Не все будет понятно современному читателю воспоминаний Каменской без кое-каких пояснений. К тому же она остановила рассказ на своем вступлении в брак, а ведь ей пришлось прожить после того еще долгие годы, и конечно, читатель пожелает узнать об ее дальнейшей судьбе. Постараемся удовлетворить его любопытство, насколько это позволяют находящиеся в нашем распоряжении документальные данные, к сожалению, случайные и небогатые.

«Не величавый кирасир, красавиц города кумир, не в ярком ментике повеса пленил простодушный взор» еще не испытавшей любви Машеньки Толстой. Она могла бы стать фрейлиной, но отец не допустил ее до этой чести. Понятно, что именно шепнул он на ухо министру двора, когда завел с ним речь о фрейлинском шифре, предназначавшемся молоденькой графине. При своей верноподданнической лояльности Толстой был верен правилам чести. Внимание, которое оказали красоте его дочери Николай I и его державная Сарра, охотно мирившаяся с разными Агарями[273], долговременными и эфемерными, и таким путем сохранявшая долю власти над супругом, испугало Федора Петровича. Его отцовское сердце тревожно забилось. Он не мог согласиться, чтобы его дочь постигла участь княжны С. А. Урусовой (княгини Радзивилл) или В. А. Нелидовой, которые именно через фрейлинство стали царскими наложницами. И вообще близкая связь с двором вне сферы искусства и связанных с ним официальных заказов вовсе не улыбалась старому либералу. Надо отдать справедливость и самой Машеньке. Недаром она была дочь художника-демократа, насколько мог быть демократом граф и вице-президент Академии художеств, дочь академического «мастерового». Как и всякая молоденькая девушка, она, конечно, мечтала о «герое», но этот герой воплощался для нее не в образе флигель-адъютанта или камергера. И первую любовь свою она отдала писателю. Это был Нестор Кукольник, о своих отношениях к которому она сама так откровенно и трогательно рассказала.

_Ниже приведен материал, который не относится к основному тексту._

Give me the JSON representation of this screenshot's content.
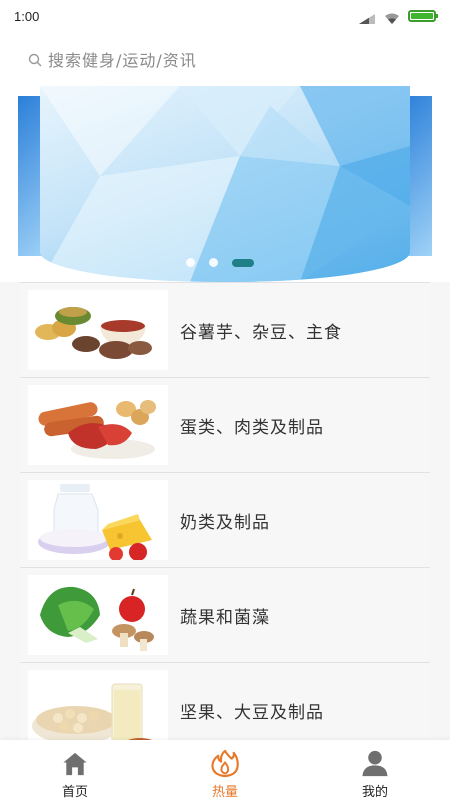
{
  "status_bar": {
    "time": "1:00"
  },
  "search": {
    "placeholder": "搜索健身/运动/资讯"
  },
  "banner": {
    "page_count": 3,
    "active_index": 2
  },
  "categories": [
    {
      "label": "谷薯芋、杂豆、主食",
      "icon": "grains-tubers-image"
    },
    {
      "label": "蛋类、肉类及制品",
      "icon": "eggs-meat-image"
    },
    {
      "label": "奶类及制品",
      "icon": "dairy-image"
    },
    {
      "label": "蔬果和菌藻",
      "icon": "vegetables-fruits-image"
    },
    {
      "label": "坚果、大豆及制品",
      "icon": "nuts-soy-image"
    }
  ],
  "tab_bar": {
    "tabs": [
      {
        "label": "首页",
        "icon": "home-icon",
        "active": false
      },
      {
        "label": "热量",
        "icon": "flame-icon",
        "active": true
      },
      {
        "label": "我的",
        "icon": "user-icon",
        "active": false
      }
    ]
  },
  "colors": {
    "accent": "#e8782a",
    "indicator": "#1f7f86",
    "battery": "#3fb52f"
  }
}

В литературных ходячих представлениях Кукольник живет таким, каким он сделался несколько позднее, когда успел, по злому, но меткому замечанию Щербины[274], «из романтического трубадура превратиться в чересчур классического чиновника и запивоху», но Машенька Толстая видела его именно в облике «романтического трубадура». Таким представил его Карл Брюллов в знаменитом портрете, где мало и внешней, и внутренней правды, но зато много увлечения и подлинно вдохновенного жара. Таким видели Кукольника почти все, кроме разве нескольких тонких, трезвых судей вроде Белинского, Пушкина, Полевого, Гоголя. Товарищ последнего по Нежинской гимназии высших наук, Кукольник появился в 1831 году в Петербурге. Некоторую известность дала ему драма «Торквато Тассо», поставленная осенью 1833 года, а через четыре месяца его сделала настоящею знаменитостью его новая драма «Рука всевышнего отечество спасла», чрезвычайно угодившая тогдашней «первенствующей» столичной публике с самим царем во главе. Николаевские «патриоты» сразу признали в Кукольнике своего поэта; первый спектакль 15 января 1834 года прошел не только под нескончаемые аплодисменты, но и под крики «ура», царь благодарил и обласкал автора[275]. В глазах грамотной черни, столичных чиновников, лакействующих журналистов. Кукольник затмил Пушкина. За неодобрение пьесы Кукольника было приказано закрыть самый передовой тогдашний журнал — «Московский телеграф» Н. А. Полевого. «Общественное мнение» отозвалось на это слабой эпиграммой:

Рука всевышнего три чуда совершила:

Отечество спасла,

Поэту ход дала

И Полевого задушила.

Поэт со своей стороны не дал остыть горячему железу и год спустя поставил новую драму «Князь Михаил Васильевич Скопин-Шуйский» (1835 г.). В ней грохотал и рычал Василий Каратыгин (в роли Ляпунова)[276], звучали патриотические тирады, гремели колокола, хлопали выстрелы. Лживое, официозно-льстивое «александрийское» направление русской сцены и драматургии, с которым потом пришлось немало бороться Белинскому, упрочилось надолго.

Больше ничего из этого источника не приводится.